For some of us fine-tuning is a constant activity...

CuriouslyC · 2025-10-19T11:08:39 1760872119

Fine tuning by pretraining over a RL tuned model is dumb AF. RL task tuning works quite well.

HarHarVeryFunny · 2025-10-19T12:00:20 1760875220

You may have no choice in how the model you are fine tuning was trained, and may have no interest in verticals it was RL tuned for.

In any case, platforms like tinker.ai support both SFT and RL.

CuriouslyC · 2025-10-19T12:31:06 1760877066

Why would you choose a model where the trained in priors don't match your use case?
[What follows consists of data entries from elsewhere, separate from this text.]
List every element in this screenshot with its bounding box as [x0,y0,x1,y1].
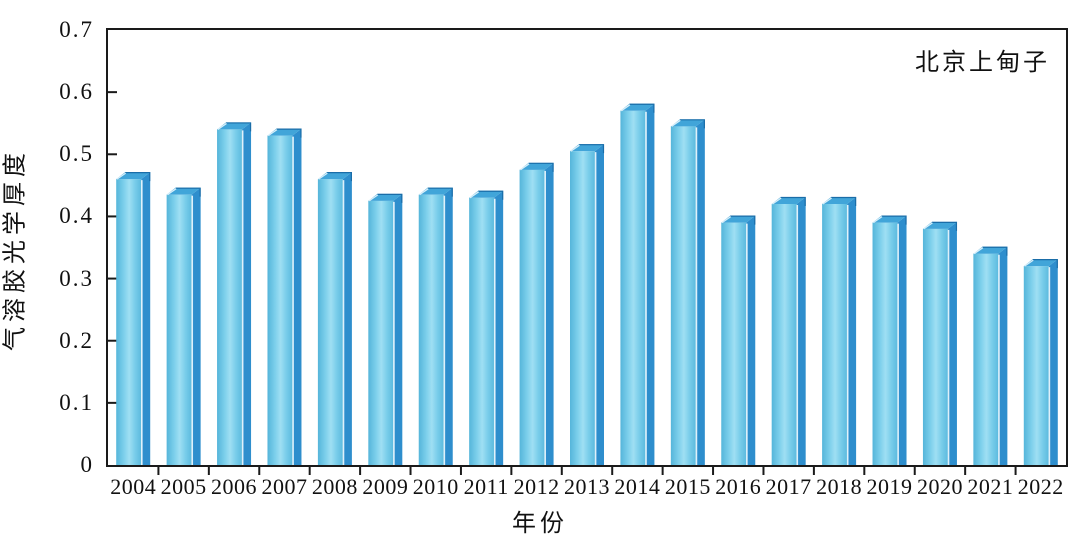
x-tick-label: 2010 [412,474,459,499]
x-axis-title: 年份 [512,511,568,537]
x-tick-label: 2017 [765,474,812,499]
bar-2006 [217,122,252,465]
y-tick-label: 0.4 [59,203,94,229]
bar-2007 [267,128,302,465]
y-tick-label: 0.3 [59,265,94,291]
x-tick-label: 2004 [110,474,157,499]
x-tick-label: 2021 [967,474,1014,499]
x-tick-label: 2007 [261,474,308,499]
bar-2017 [771,196,806,465]
x-tick-label: 2019 [866,474,913,499]
bar-2016 [721,215,756,465]
x-tick-label: 2014 [614,474,661,499]
x-tick-label: 2009 [362,474,409,499]
y-axis-title: 气溶胶光学厚度 [2,148,29,351]
bar-2021 [973,246,1008,465]
x-tick-label: 2015 [664,474,711,499]
x-tick-label: 2018 [816,474,863,499]
x-tick-label: 2011 [463,474,509,499]
x-tick-label: 2006 [211,474,258,499]
bar-2008 [317,172,352,465]
x-tick-label: 2016 [715,474,762,499]
bar-2018 [822,196,857,465]
x-tick-label: 2022 [1017,474,1064,499]
bar-2010 [418,187,453,465]
x-tick-label: 2020 [916,474,963,499]
x-tick-label: 2008 [311,474,358,499]
bar-2011 [469,190,504,466]
bar-2015 [670,119,705,466]
bar-2022 [1023,259,1058,465]
bar-2020 [922,221,958,465]
y-tick-label: 0.6 [59,79,94,105]
bar-2013 [570,144,605,465]
y-tick-label: 0.7 [59,17,94,42]
bar-2019 [872,215,907,465]
bar-2005 [166,187,201,465]
y-tick-label: 0.2 [59,327,94,353]
x-tick-label: 2005 [160,474,207,499]
bars-canvas [108,91,1058,475]
y-tick-label: 0.5 [59,141,94,167]
x-tick-label: 2013 [564,474,610,499]
station-label: 北京上甸子 [915,50,1050,76]
bar-2009 [368,193,403,465]
y-tick-label: 0 [80,452,94,477]
y-tick-label: 0.1 [59,389,94,415]
bar-2004 [116,172,151,465]
bar-2014 [620,103,655,466]
bar-2012 [519,162,554,466]
x-tick-label: 2012 [513,474,560,499]
plot-area: 北京上甸子 0 0.1 0.2 0.3 0.4 0.5 0.6 0.7 2004 2005 2006… [59,17,1068,499]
Also, keep in mind that RL'd in behavior includes things like reasoning and how to answer questions correctly, so you're literally taking smart models and making them dumber by doing SFT. To top it off, SFT only produces really good results when you have traces that closely model the actual behavior you're trying to get the model to display. If you're just trying to fine tune in a knowledge base, a well tuned RAG setup + better prompts win every time.

imcritic · 2025-10-19T12:36:53 1760877413

Because you need a solution for your problem and the available tools are what they are and nothing else and you don't have enough resources to train your own model.